Elden Ring tells you almost nothing about itself, at least not in a clear or linear way. Most open-world games have quest markers telling you the precise distance to your next objective, with voiceovers or other cues to tell you if it’s time to grind or do other stuff before you go to there. Remember how I said Elden Ring gives you a golden arrow that you absolutely should not follow?
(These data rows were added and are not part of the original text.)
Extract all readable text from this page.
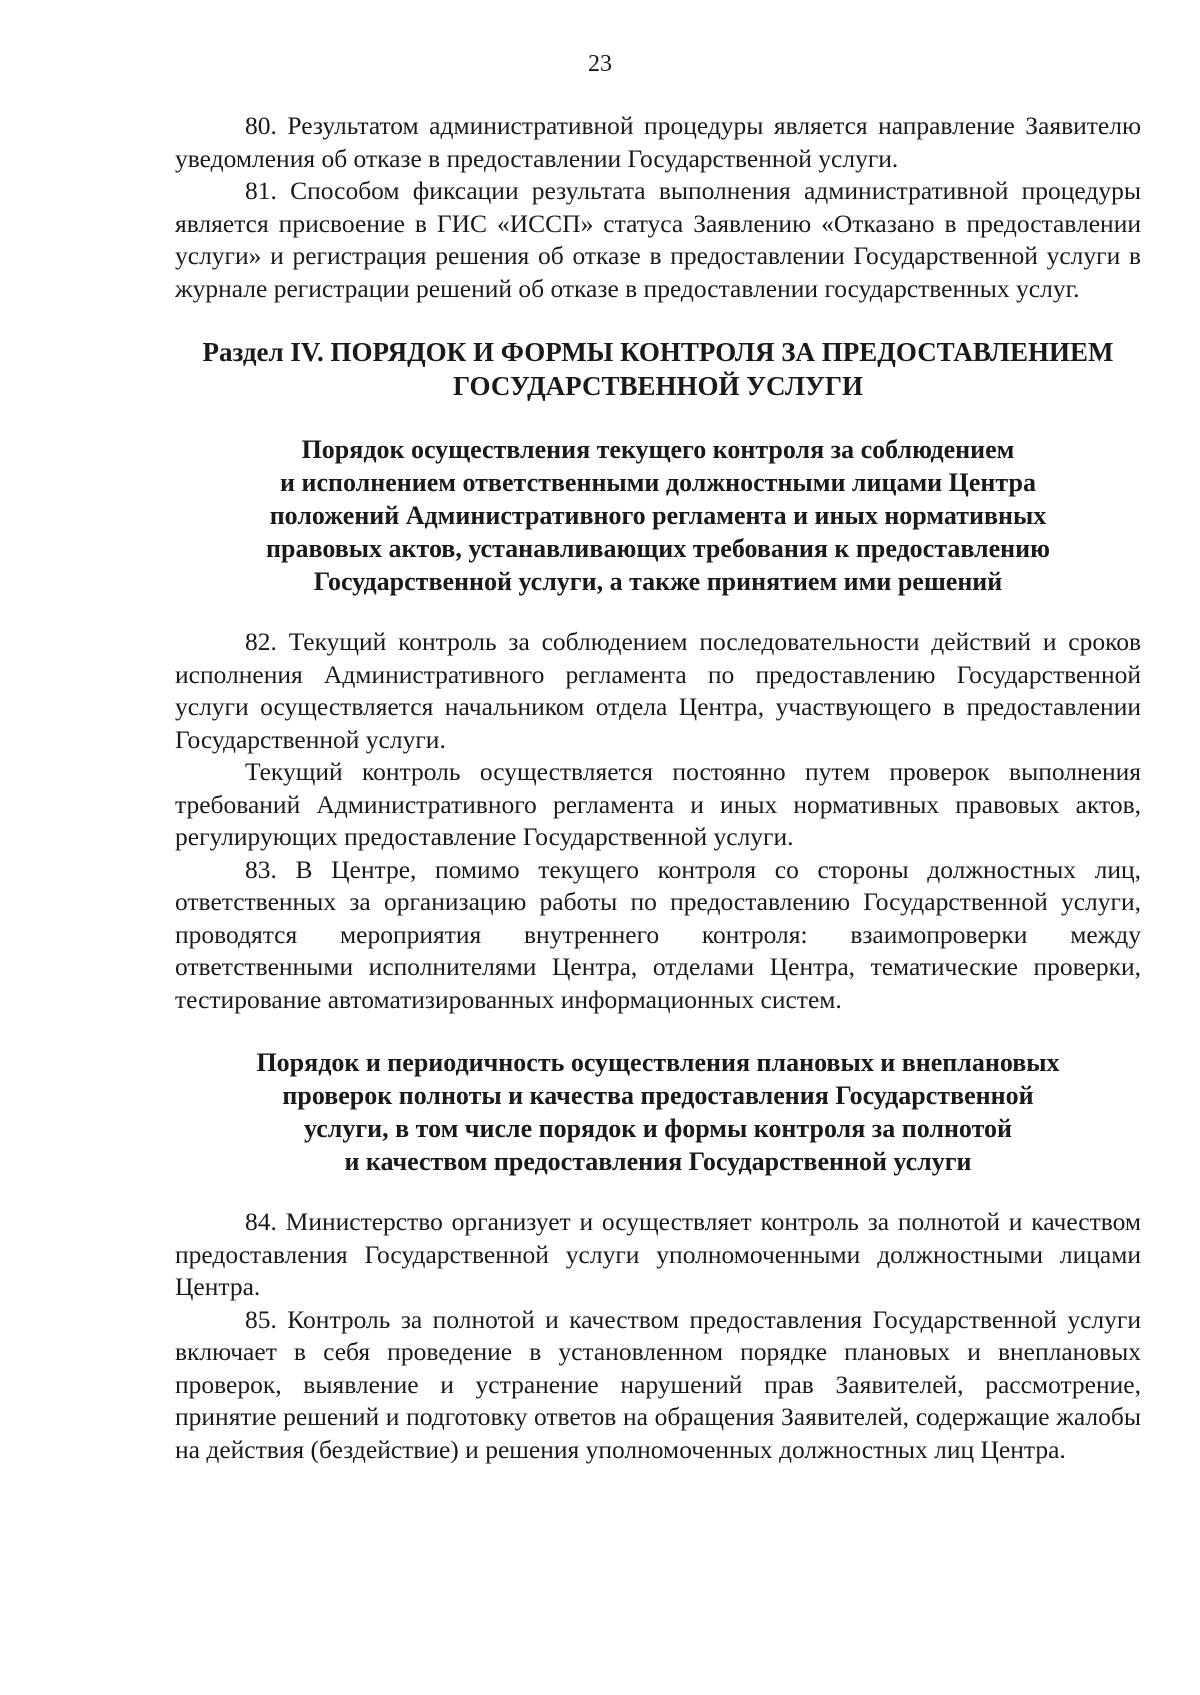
23

80. Результатом административной процедуры является направление Заявителю уведомления об отказе в предоставлении Государственной услуги.

81. Способом фиксации результата выполнения административной процедуры является присвоение в ГИС «ИССП» статуса Заявлению «Отказано в предоставлении услуги» и регистрация решения об отказе в предоставлении Государственной услуги в журнале регистрации решений об отказе в предоставлении государственных услуг.

Раздел IV. ПОРЯДОК И ФОРМЫ КОНТРОЛЯ ЗА ПРЕДОСТАВЛЕНИЕМ
ГОСУДАРСТВЕННОЙ УСЛУГИ
Порядок осуществления текущего контроля за соблюдением
и исполнением ответственными должностными лицами Центра
положений Административного регламента и иных нормативных
правовых актов, устанавливающих требования к предоставлению
Государственной услуги, а также принятием ими решений

82. Текущий контроль за соблюдением последовательности действий и сроков исполнения Административного регламента по предоставлению Государственной услуги осуществляется начальником отдела Центра, участвующего в предоставлении Государственной услуги.

Текущий контроль осуществляется постоянно путем проверок выполнения требований Административного регламента и иных нормативных правовых актов, регулирующих предоставление Государственной услуги.

83. В Центре, помимо текущего контроля со стороны должностных лиц, ответственных за организацию работы по предоставлению Государственной услуги, проводятся мероприятия внутреннего контроля: взаимопроверки между ответственными исполнителями Центра, отделами Центра, тематические проверки, тестирование автоматизированных информационных систем.

Порядок и периодичность осуществления плановых и внеплановых
проверок полноты и качества предоставления Государственной
услуги, в том числе порядок и формы контроля за полнотой
и качеством предоставления Государственной услуги

84. Министерство организует и осуществляет контроль за полнотой и качеством предоставления Государственной услуги уполномоченными должностными лицами Центра.

85. Контроль за полнотой и качеством предоставления Государственной услуги включает в себя проведение в установленном порядке плановых и внеплановых проверок, выявление и устранение нарушений прав Заявителей, рассмотрение, принятие решений и подготовку ответов на обращения Заявителей, содержащие жалобы на действия (бездействие) и решения уполномоченных должностных лиц Центра.
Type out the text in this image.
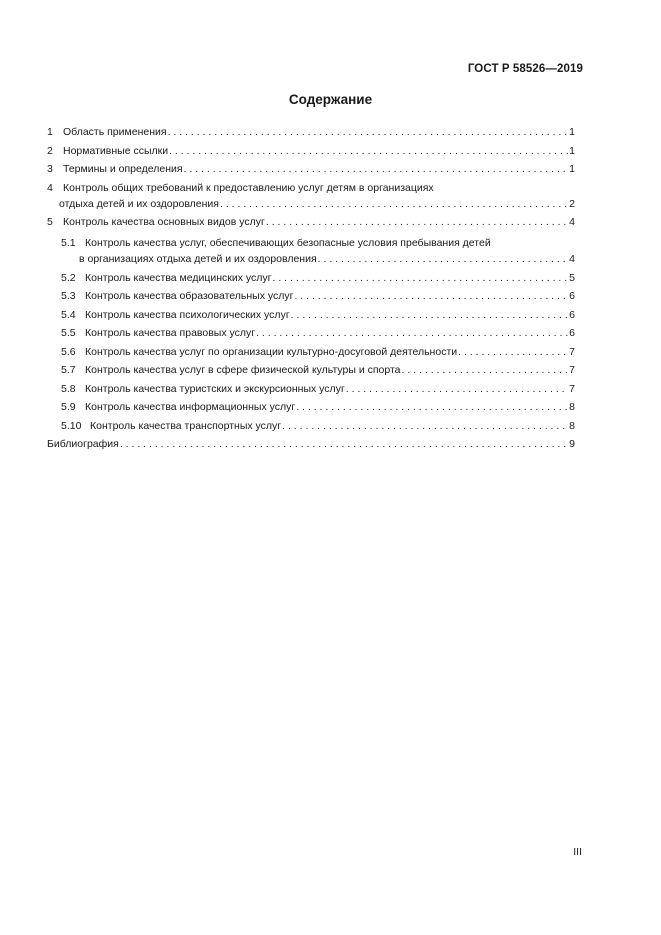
ГОСТ Р 58526—2019
Содержание
1 Область применения . . .	1
2 Нормативные ссылки . . .	1
3 Термины и определения . . .	1
4 Контроль общих требований к предоставлению услуг детям в организациях
отдыха детей и их оздоровления . . .	2
5 Контроль качества основных видов услуг . . .	4
5.1 Контроль качества услуг, обеспечивающих безопасные условия пребывания детей
в организациях отдыха детей и их оздоровления . . .	4
5.2 Контроль качества медицинских услуг . . .	5
5.3 Контроль качества образовательных услуг . . .	6
5.4 Контроль качества психологических услуг . . .	6
5.5 Контроль качества правовых услуг . . .	6
5.6 Контроль качества услуг по организации культурно-досуговой деятельности . . .	7
5.7 Контроль качества услуг в сфере физической культуры и спорта . . .	7
5.8 Контроль качества туристских и экскурсионных услуг . . .	7
5.9 Контроль качества информационных услуг . . .	8
5.10 Контроль качества транспортных услуг . . .	8
Библиография . . .	9
III
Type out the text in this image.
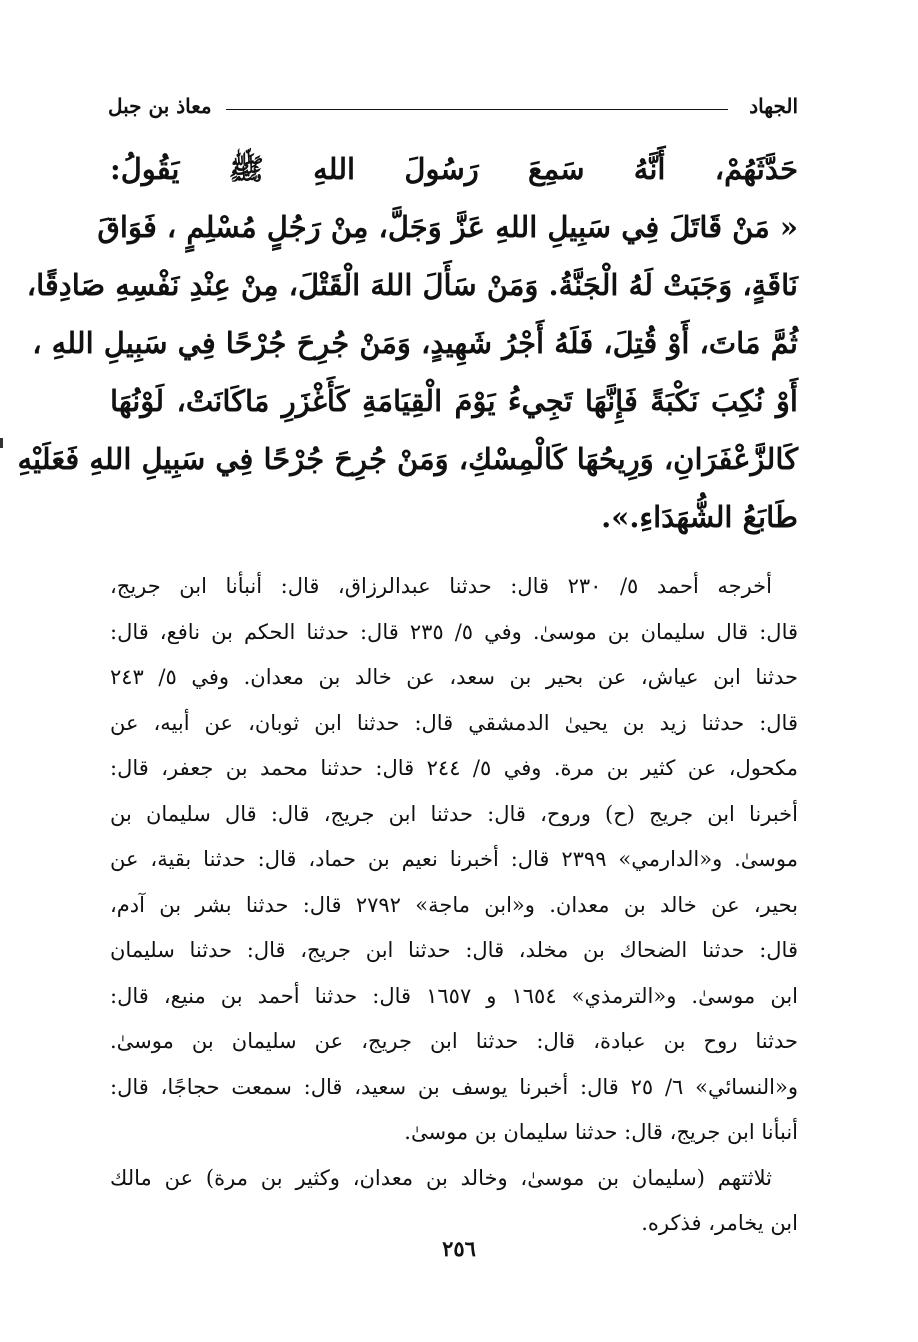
الجهاد
معاذ بن جبل
حَدَّثَهُمْ، أَنَّهُ سَمِعَ رَسُولَ اللهِ ﷺ يَقُولُ:
« مَنْ قَاتَلَ فِي سَبِيلِ اللهِ عَزَّ وَجَلَّ، مِنْ رَجُلٍ مُسْلِمٍ ، فَوَاقَ
نَاقَةٍ، وَجَبَتْ لَهُ الْجَنَّةُ. وَمَنْ سَأَلَ اللهَ الْقَتْلَ، مِنْ عِنْدِ نَفْسِهِ صَادِقًا،
ثُمَّ مَاتَ، أَوْ قُتِلَ، فَلَهُ أَجْرُ شَهِيدٍ، وَمَنْ جُرِحَ جُرْحًا فِي سَبِيلِ اللهِ ،
أَوْ نُكِبَ نَكْبَةً فَإِنَّهَا تَجِيءُ يَوْمَ الْقِيَامَةِ كَأَغْزَرِ مَاكَانَتْ، لَوْنُهَا
كَالزَّعْفَرَانِ، وَرِيحُهَا كَالْمِسْكِ، وَمَنْ جُرِحَ جُرْحًا فِي سَبِيلِ اللهِ فَعَلَيْهِ
طَابَعُ الشُّهَدَاءِ.».
أخرجه أحمد ٥/ ٢٣٠ قال: حدثنا عبدالرزاق، قال: أنبأنا ابن جريج،
قال: قال سليمان بن موسىٰ. وفي ٥/ ٢٣٥ قال: حدثنا الحكم بن نافع، قال:
حدثنا ابن عياش، عن بحير بن سعد، عن خالد بن معدان. وفي ٥/ ٢٤٣
قال: حدثنا زيد بن يحيىٰ الدمشقي قال: حدثنا ابن ثوبان، عن أبيه، عن
مكحول، عن كثير بن مرة. وفي ٥/ ٢٤٤ قال: حدثنا محمد بن جعفر، قال:
أخبرنا ابن جريج (ح) وروح، قال: حدثنا ابن جريج، قال: قال سليمان بن
موسىٰ. و«الدارمي» ٢٣٩٩ قال: أخبرنا نعيم بن حماد، قال: حدثنا بقية، عن
بحير، عن خالد بن معدان. و«ابن ماجة» ٢٧٩٢ قال: حدثنا بشر بن آدم،
قال: حدثنا الضحاك بن مخلد، قال: حدثنا ابن جريج، قال: حدثنا سليمان
ابن موسىٰ. و«الترمذي» ١٦٥٤ و ١٦٥٧ قال: حدثنا أحمد بن منيع، قال:
حدثنا روح بن عبادة، قال: حدثنا ابن جريج، عن سليمان بن موسىٰ.
و«النسائي» ٦/ ٢٥ قال: أخبرنا يوسف بن سعيد، قال: سمعت حجاجًا، قال:
أنبأنا ابن جريج، قال: حدثنا سليمان بن موسىٰ.
ثلاثتهم (سليمان بن موسىٰ، وخالد بن معدان، وكثير بن مرة) عن مالك
ابن يخامر، فذكره.
٢٥٦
Creators have filled the information gap Miyazaki and FromSoft have (intentionally) left open, and because the Souls games have such a hardcore following (and because those games are even more opaque than Elden Ring) the fan materials for this game are plentiful, and polished. For instance, there’s an interactive map helpfully located at, marking locations of loot, checkpoints, NPCs, etc. that you’d otherwise have to just find and remember. This is information that you can get in-game in titles like Horizon by e.g. climbing Tallneck robots and unlocking map sections; here, you have to rely on the kindness of strangers.

Speaking of kind strangers, Elden Ring‘s multiplayer is largely all about giving and accepting help with the main campaign — when you’re stuck on a boss, blogs advise that you use one of the game’s weirdly finger-themed multiplayer items to either offer to join someone else’s fight (for risk-free practice) or invite others to join yours.

For weeks, an Elden Ring player known only as “let me solo her” has made themselves available to help beat the game’s hardest boss, Malenia the Blade of Miquella. LMSH carries two katanas, wears nothing but undies and a bucket helmet, and can consistently take down the most forbidding enemy in Miyazaki’s oeuvre. On May 11, LMSH defeated Malenia for the 1,000th time, which would seem almost rude except that most of those were on behalf of random online players who probably really needed the help.

Their handle is both a generous offer and an admonition. The Verge‘s Cameron Faulkner invited someone claiming to be LMSH to their game, tried to help, and was immediately abandoned to die brutally to Malenia’s horrific, very scary “Waterfowl Dance” moves. IGN interviewed someone claiming to be the real LMSH who says they’re OK with accepting help, and that whoever helped Faulkner is a copycat.

Whoever it was, it has to be one of Elden Ring‘s weirdest, best design decisions — and totally in keeping with Miyazaki’s particularly intense humanism — that its multiplayer mode has gamers competing to see who can help each other in the most epic fashion.